O Estado seria responsável pela estipulação da porcentagem de produção (ou capacidade) advinda de fontes renováveis; pela certificação dos RECs; e pelo monitoramento e fiscalização dos requisitos do MRPR para validação dos RECs. Segundo JANNUZZI (2000), a adoção do MRPR sofreu críticas com referência à burocracia envolvida e quanto aos resultados do programa; e

3. Programas financiados por meio de fundos públicos coletados de consumidores de energia. Diante das críticas e dúvidas quanto à eficiência do MRPR, o Legislativo da Califórnia resolveu adotar a criação de um fundo setorial para apoio às fontes renováveis: o surcharge-funded production credit. Os recursos seriam obtidos dos consumidores e distribuídos por meio de concorrência entre projetos para o desenvolvimento de novos projetos com fontes renováveis. Os recursos seriam arrendados pelas distribuidoras privadas e, de acordo com JANNUZZI (2000), até 2002, esse fundo deveria arrecadar o equivalente a US$ 540 milhões, obtidos pelas três maiores distribuidoras privadas do Estado. As companhias que operam no Estado, de propriedade pública, poderiam optar para alocar os recursos, além de fontes renováveis, entre programas de eficiência energética, P&D e programas para consumidores de baixa renda. O fundo seria administrado pela California Energy Comission (CEC) e obteve

53 Note que esse mecanismo guarda forte semelhança com os Certificados de Redução de Emissões

apoio da maioria das entidades ambientalistas, agentes comercializadores (power marketers), consumidores industriais e algumas companhias de eletricidade.
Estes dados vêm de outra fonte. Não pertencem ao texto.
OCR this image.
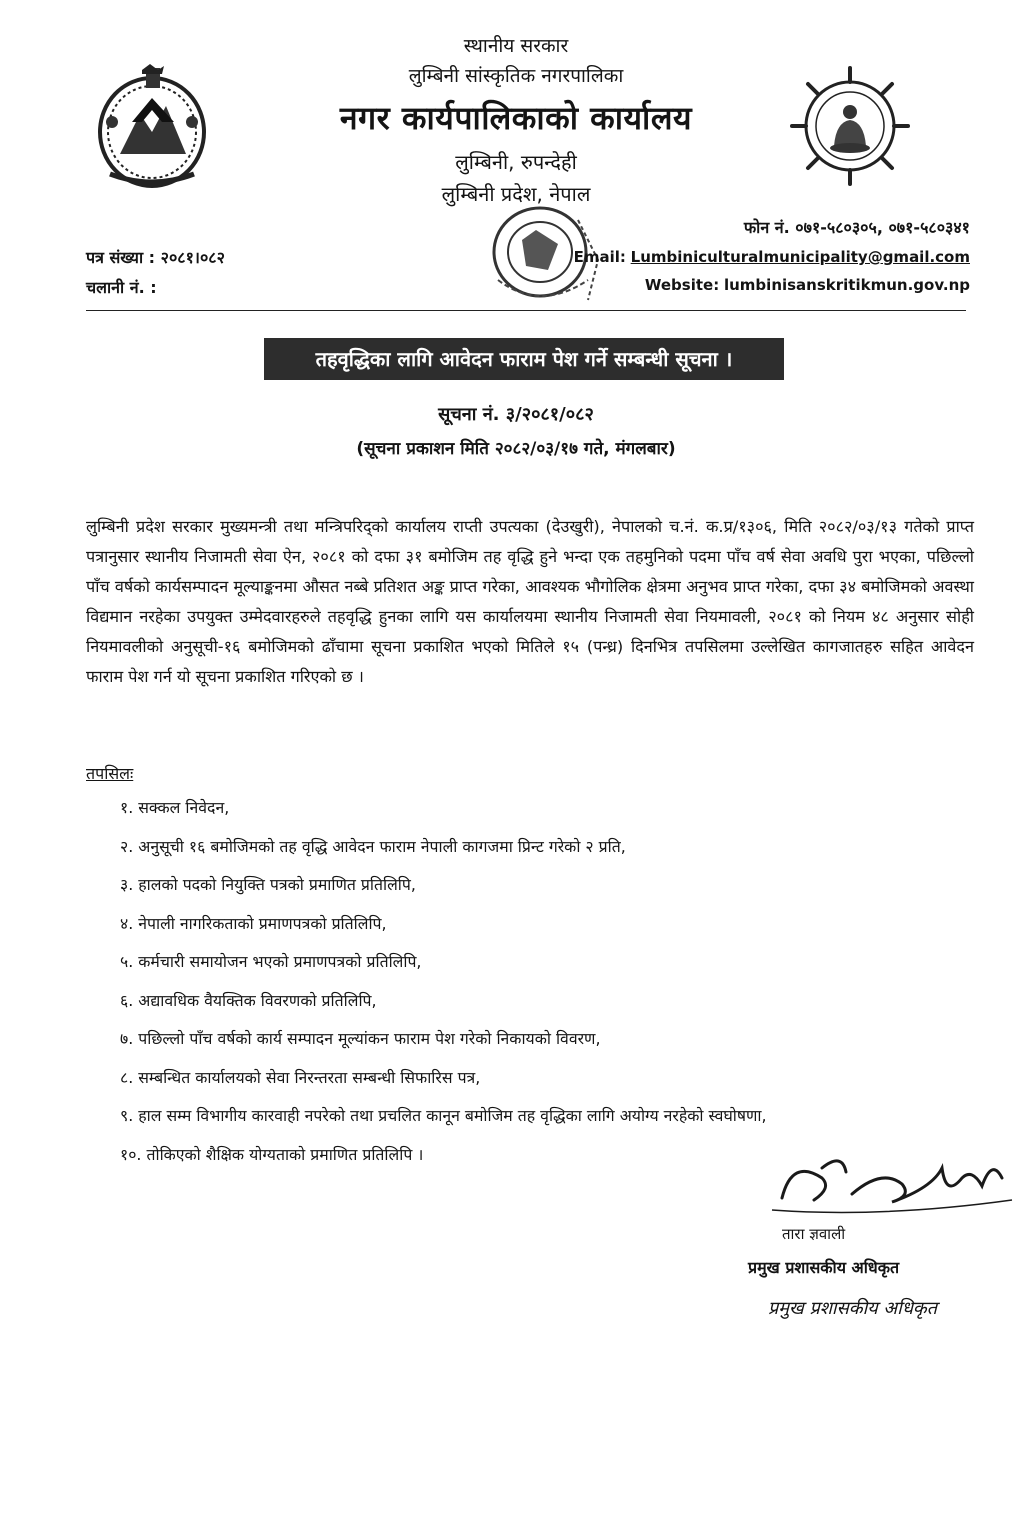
स्थानीय सरकार
लुम्बिनी सांस्कृतिक नगरपालिका
नगर कार्यपालिकाको कार्यालय
लुम्बिनी, रुपन्देही
लुम्बिनी प्रदेश, नेपाल
फोन नं. ०७१-५८०३०५, ०७१-५८०३४१
Email: Lumbiniculturalmunicipality@gmail.com
Website: lumbinisanskritikmun.gov.np
पत्र संख्या : २०८१।०८२
चलानी नं. :
तहवृद्धिका लागि आवेदन फाराम पेश गर्ने सम्बन्धी सूचना ।
सूचना नं. ३/२०८१/०८२
(सूचना प्रकाशन मिति २०८२/०३/१७ गते, मंगलबार)
लुम्बिनी प्रदेश सरकार मुख्यमन्त्री तथा मन्त्रिपरिद्को कार्यालय राप्ती उपत्यका (देउखुरी), नेपालको च.नं. क.प्र/१३०६, मिति २०८२/०३/१३ गतेको प्राप्त पत्रानुसार स्थानीय निजामती सेवा ऐन, २०८१ को दफा ३१ बमोजिम तह वृद्धि हुने भन्दा एक तहमुनिको पदमा पाँच वर्ष सेवा अवधि पुरा भएका, पछिल्लो पाँच वर्षको कार्यसम्पादन मूल्याङ्कनमा औसत नब्बे प्रतिशत अङ्क प्राप्त गरेका, आवश्यक भौगोलिक क्षेत्रमा अनुभव प्राप्त गरेका, दफा ३४ बमोजिमको अवस्था विद्यमान नरहेका उपयुक्त उम्मेदवारहरुले तहवृद्धि हुनका लागि यस कार्यालयमा स्थानीय निजामती सेवा नियमावली, २०८१ को नियम ४८ अनुसार सोही नियमावलीको अनुसूची-१६ बमोजिमको ढाँचामा सूचना प्रकाशित भएको मितिले १५ (पन्ध्र) दिनभित्र तपसिलमा उल्लेखित कागजातहरु सहित आवेदन फाराम पेश गर्न यो सूचना प्रकाशित गरिएको छ ।
तपसिलः
१. सक्कल निवेदन,
२. अनुसूची १६ बमोजिमको तह वृद्धि आवेदन फाराम नेपाली कागजमा प्रिन्ट गरेको २ प्रति,
३. हालको पदको नियुक्ति पत्रको प्रमाणित प्रतिलिपि,
४. नेपाली नागरिकताको प्रमाणपत्रको प्रतिलिपि,
५. कर्मचारी समायोजन भएको प्रमाणपत्रको प्रतिलिपि,
६. अद्यावधिक वैयक्तिक विवरणको प्रतिलिपि,
७. पछिल्लो पाँच वर्षको कार्य सम्पादन मूल्यांकन फाराम पेश गरेको निकायको विवरण,
८. सम्बन्धित कार्यालयको सेवा निरन्तरता सम्बन्धी सिफारिस पत्र,
९. हाल सम्म विभागीय कारवाही नपरेको तथा प्रचलित कानून बमोजिम तह वृद्धिका लागि अयोग्य नरहेको स्वघोषणा,
१०. तोकिएको शैक्षिक योग्यताको प्रमाणित प्रतिलिपि ।
तारा ज्ञवाली
प्रमुख प्रशासकीय अधिकृत
प्रमुख प्रशासकीय अधिकृत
Dessas três propostas de políticas setoriais para incentivo às fontes renováveis, apenas o fundo setorial e o green marketing permaneceram. Segundo JANNUZZI (2000), o MRPR era apoiado pelos produtores de energia renovável, por algumas entidades ambientalistas e companhias de eletricidade e pelas associações de fabricantes de equipamentos para energia renovável. “O MRPR foi efetivamente abandonado, não só pela sua pouca praticidade segundo os produtores/vendedores privados, mas também, e talvez principalmente, por ele conferir uma vantagem adicional para aquelas companhias que possuem uma porcentagem maior de produção a partir de fontes renováveis” (JANNUZZI, 2000, p. 49).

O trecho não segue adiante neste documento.